Segundo o Padre Pocquet du Haut-Jussé, o segundo passo para o teólogo é discernir e classificar o que é aceitável nas falsas religiões e o que é aberrante. Trata-se de rejeitar certos elementos inaceitáveis, como “a idolatria em todas as suas formas, a divinização e o culto da natureza, tudo o que vai contra a verdade sobre o homem e a mulher, a dignidade da vida humana”. Apenas as religiões que não contradizem “o desígnio benevolente de Deus para a sua criatura” devem ser mantidas. Vemos aqui novamente a ilusão de acreditar que certas religiões falsas podem ser intérpretes autênticos de uma teodicéia natural preservada do erro e compreendendo um ensino moral fiel à lei natural. Mas, como dizia Chesterton: “Se eliminarmos o sobrenatural, só nos resta o antinatural”. Este filtro pocquetiano, aplicado com rigor, eliminará todas as falsas religiões, incluindo o formalismo judaico e o protestantismo divorcista.

As palavras do doutor em teologia tornam-se então mais difíceis de compreender. O título nos anuncia que “Só a Revelação salva”. Estamos, portanto, em completa contradição com as palavras do Papa, mas o autor evita cuidadosamente enfatizar isto. É-nos apresentada a citação obrigatória do Concílio Vaticano II sobre a única religião verdadeira que “subsiste na Igreja Católica”. Este termo ambíguo continua a espalhar o seu veneno porque este verbo pode sugerir que esta verdadeira religião se realiza de outras formas, em outras comunidades.

O artigo termina com uma pergunta: “O homem é salvo graças à sua religião (não-cristã) ou apesar de sua religião? “. A resposta pretende ser um compromisso entre o ensinamento herético do Papa e a doutrina tradicional: “O homem salva-se graças aos elementos da verdade natural que se encontram na sua religião e que o dispõem a receber a luz de Cristo e do Evangelho.”

Para o nosso autor, formalmente, o homem é salvo fora da Igreja “pelos elementos da verdade natural” da sua religião. Em outras palavras, todos os homens são salvos, porque o erro absoluto é inconcebível.

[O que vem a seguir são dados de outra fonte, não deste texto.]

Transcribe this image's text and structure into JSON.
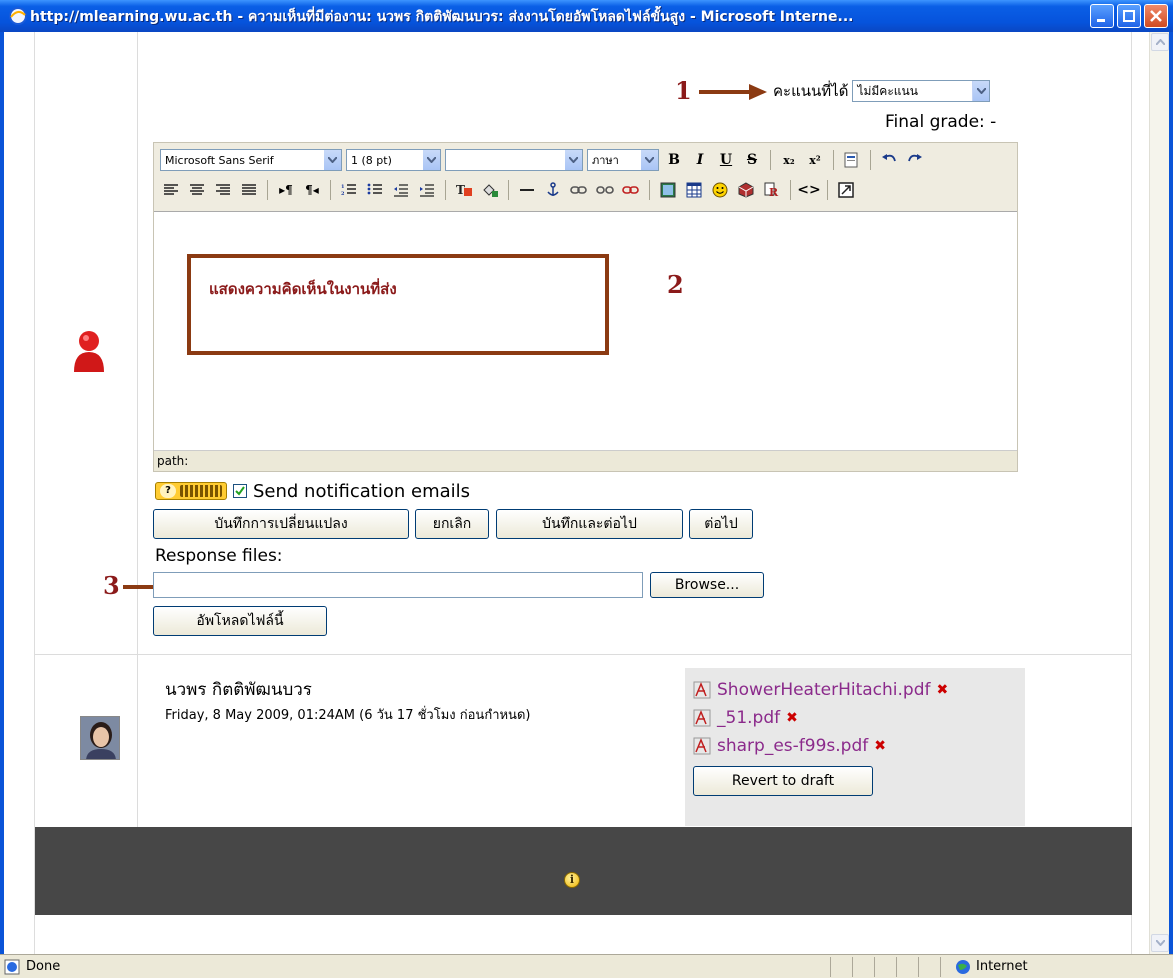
{
  "window": {
    "title": "http://mlearning.wu.ac.th - ความเห็นที่มีต่องาน: นวพร กิตติพัฒนบวร: ส่งงานโดยอัพโหลดไฟล์ขั้นสูง - Microsoft Interne..."
  },
  "grading": {
    "score_label": "คะแนนที่ได้",
    "score_value": "ไม่มีคะแนน",
    "final_grade": "Final grade: -"
  },
  "editor": {
    "font_family": "Microsoft Sans Serif",
    "font_size": "1 (8 pt)",
    "heading_value": "",
    "language": "ภาษา",
    "path_label": "path:",
    "annotation_text": "แสดงความคิดเห็นในงานที่ส่ง"
  },
  "annotations": {
    "num1": "1",
    "num2": "2",
    "num3": "3",
    "color": "#8b1a1a"
  },
  "notify": {
    "label": "Send notification emails",
    "checked": true
  },
  "actions": {
    "save_changes": "บันทึกการเปลี่ยนแปลง",
    "cancel": "ยกเลิก",
    "save_next": "บันทึกและต่อไป",
    "next": "ต่อไป"
  },
  "response": {
    "label": "Response files:",
    "file_value": "",
    "browse": "Browse...",
    "upload": "อัพโหลดไฟล์นี้"
  },
  "submission": {
    "name": "นวพร กิตติพัฒนบวร",
    "date": "Friday, 8 May 2009, 01:24AM (6 วัน 17 ชั่วโมง ก่อนกำหนด)",
    "files": [
      {
        "name": "ShowerHeaterHitachi.pdf"
      },
      {
        "name": "_51.pdf"
      },
      {
        "name": "sharp_es-f99s.pdf"
      }
    ],
    "revert": "Revert to draft"
  },
  "statusbar": {
    "left": "Done",
    "zone": "Internet"
  }
}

A comparação com um bolo de arsénico mantém toda a sua relevância. O homem se alimenta de bolo de arsênico? Sim, alimenta-se dos bons ingredientes que este bolo contém. Na verdade, ele morre devido à pequena dose de arsênico misturada com excelentes ingredientes.

É falso dizer que um muçulmano é salvo pelas verdades naturais contidas no Islã, porque ao mesmo tempo que professa que Deus é um, rejeita a Trindade e, portanto, a divindade de Nosso Senhor. É, portanto, completamente acidental que um elemento do Islão possa permitir a um muçulmano converter-se à verdadeira fé e, portanto, rejeitar o Islã.

Este artigo ilustra perfeitamente o trabalho ingrato e difícil que os redatores do L’Homme nouveau empreendem:  continuar citando os ensinamentos do Papa, tentando não se afastar muito da teologia católica O resultado é o exercício de um contorcionista experiente. Aqui, afirmações evidentemente heréticas do Papa são citadas sem serem claramente contraditas. O artigo contém afirmações tradicionais misturadas com erros do Vaticano II que parecem permitir que as palavras do Papa sejam entendidas como consistentes com o ensinamento da Igreja. A interpretação benigna é levada ao limite e temo que a mola tenha sido quebrada há muito tempo. Um gás anestésico que não é nada hilariante.